Seit der Atomkatastrophe von Fukushima ist das Wort „Energiewende“ in aller Munde. Wie die politischen Rahmenbedingungen dafür aussehen und wie man sie durch technologische Neuerungen umsetzen kann, zeigt die BAU 2013 vom 14. bis 19. Januar 2013 unter dem Stichwort „Energie 2.0“ in München. Im Rahmenprogramm und auf den Ständen vieler Aussteller wird es darum gehen, welche Folgen die Energiewende für das Planen und Bauen hat. Dies nicht ohne Grund, denn weltweit werden 40 Prozent der gesamten Energie durch das Heizen, Lüften und Beleuchten von Gebäuden verbraucht. Die EU will das ändern und hat deshalb ihre Richtlinie zur Gesamtenergieeffizienz von Gebäuden novelliert. Demnach sollen ab 2020 alle Neubauten als Nullenergie- beziehungsweise Plusenergiehäuser geplant und gebaut werden. Ein Haus als Kraftwerk, das mehr Energie produziert als seine Bewohner verbrauchen und überschüssige Energie an das Elektroauto in der Garage abgibt, ist auch das Ideal von Peter Ramsauer, Bundesminister für Verkehr, Bau und Stadtentwicklung (BMVBS). Er fasst seine Vision in vier Worten zusammen: „Mein Haus – meine Tankstelle“.
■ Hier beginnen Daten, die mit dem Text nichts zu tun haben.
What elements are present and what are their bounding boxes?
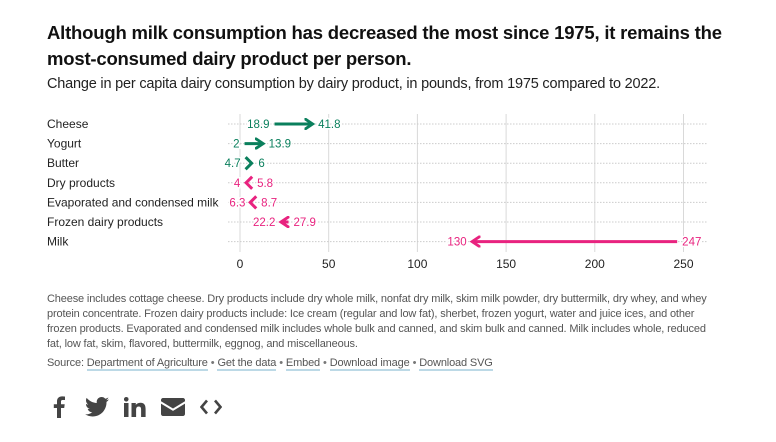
arrow-mark [248, 195, 258, 210]
chart-notes: Cheese includes cottage cheese. Dry prod… [47, 293, 707, 350]
embed-link[interactable]: Embed [285, 357, 321, 371]
rows-layer: Cheese 18.9 41.8 Yogurt 2 13.9 Butter 4.7 6 Dry p… [47, 117, 703, 250]
value-label-2022: 4 [234, 178, 241, 190]
download-image-link[interactable]: Download image [329, 357, 410, 371]
category-label: Cheese [47, 117, 89, 131]
arrow-mark [244, 156, 254, 171]
value-label-2022: 41.8 [318, 119, 340, 131]
x-tick-label: 0 [237, 257, 244, 271]
separator: • [323, 357, 327, 369]
twitter-icon[interactable] [85, 395, 109, 419]
chart-title: Although milk consumption has decreased … [47, 22, 722, 69]
category-label: Yogurt [47, 137, 82, 151]
category-label: Evaporated and condensed milk [47, 195, 219, 209]
value-label-1975: 247 [682, 237, 701, 249]
value-label-2022: 6.3 [229, 197, 245, 209]
source-line: Source: Department of Agriculture • Get th… [47, 356, 727, 371]
x-tick-label: 200 [585, 257, 605, 271]
facebook-icon[interactable] [47, 395, 71, 419]
get-the-data-link[interactable]: Get the data [217, 357, 277, 371]
source-prefix: Source: [47, 357, 87, 369]
value-label-1975: 4.7 [225, 158, 241, 170]
category-label: Dry products [47, 176, 115, 190]
value-label-2022: 130 [447, 237, 466, 249]
separator: • [210, 357, 215, 369]
dairy-arrow-chart: Cheese 18.9 41.8 Yogurt 2 13.9 Butter 4.7 6 Dry p… [47, 114, 707, 271]
value-label-1975: 5.8 [257, 178, 273, 190]
x-tick-label: 50 [322, 257, 336, 271]
arrow-head [248, 195, 258, 210]
x-axis-ticks: 0 50 100 150 200 250 [237, 257, 694, 271]
arrow-head [243, 175, 254, 190]
grid-layer [228, 114, 707, 252]
value-label-1975: 8.7 [261, 197, 277, 209]
download-svg-link[interactable]: Download SVG [419, 357, 493, 371]
value-label-2022: 6 [258, 158, 264, 170]
x-tick-label: 100 [407, 257, 427, 271]
value-label-2022: 13.9 [269, 139, 291, 151]
email-icon[interactable] [161, 395, 185, 419]
x-tick-label: 250 [673, 257, 693, 271]
source-link-department-of-agriculture[interactable]: Department of Agriculture [86, 357, 208, 371]
category-label: Butter [47, 156, 79, 170]
linkedin-icon[interactable] [123, 395, 147, 419]
arrow-head [244, 156, 254, 171]
embed-code-icon[interactable] [199, 395, 223, 419]
separator: • [412, 357, 417, 369]
value-label-1975: 18.9 [247, 119, 269, 131]
value-label-2022: 22.2 [253, 217, 275, 229]
arrow-mark [243, 175, 254, 190]
share-bar [47, 395, 223, 419]
value-label-1975: 27.9 [293, 217, 315, 229]
separator: • [279, 357, 283, 369]
chart-subtitle: Change in per capita dairy consumption b… [47, 76, 660, 92]
value-label-1975: 2 [233, 139, 239, 151]
category-label: Frozen dairy products [47, 215, 163, 229]
x-tick-label: 150 [496, 257, 516, 271]
category-label: Milk [47, 235, 69, 249]
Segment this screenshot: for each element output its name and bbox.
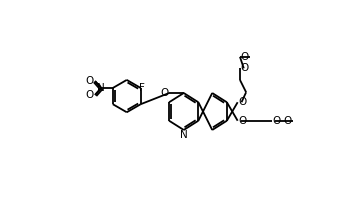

Das größte Potential zur Energieeinsparung bietet allerdings nicht der Neubau, sondern die energetische Sanierung des Gebäudebestandes. Drei Viertel aller Gebäude in Deutschland wurden gebaut, ehe es überhaupt Vorschriften zum energiesparenden Bauen gab. Das 2010 verabschiedete Energiekonzept der Bundesregierung sieht vor, dass jedes Jahr zwei Prozent der Gebäude, die älter als 30 Jahre sind, energetisch saniert werden. Das CO2 Gebäudesanierungsprogramm stellt dafür aktuell Mittel in Höhe von 1,5 Milliarden Euro pro Jahr zur Verfügung. Umgerechnet stünden damit für die Sanierung eines einzelnen Gebäudes Fördermittel von 5100 Euro bereit. Die Komplettsanierung des Gebäudebestandes in Deutschland wäre 2062 abgeschlossen.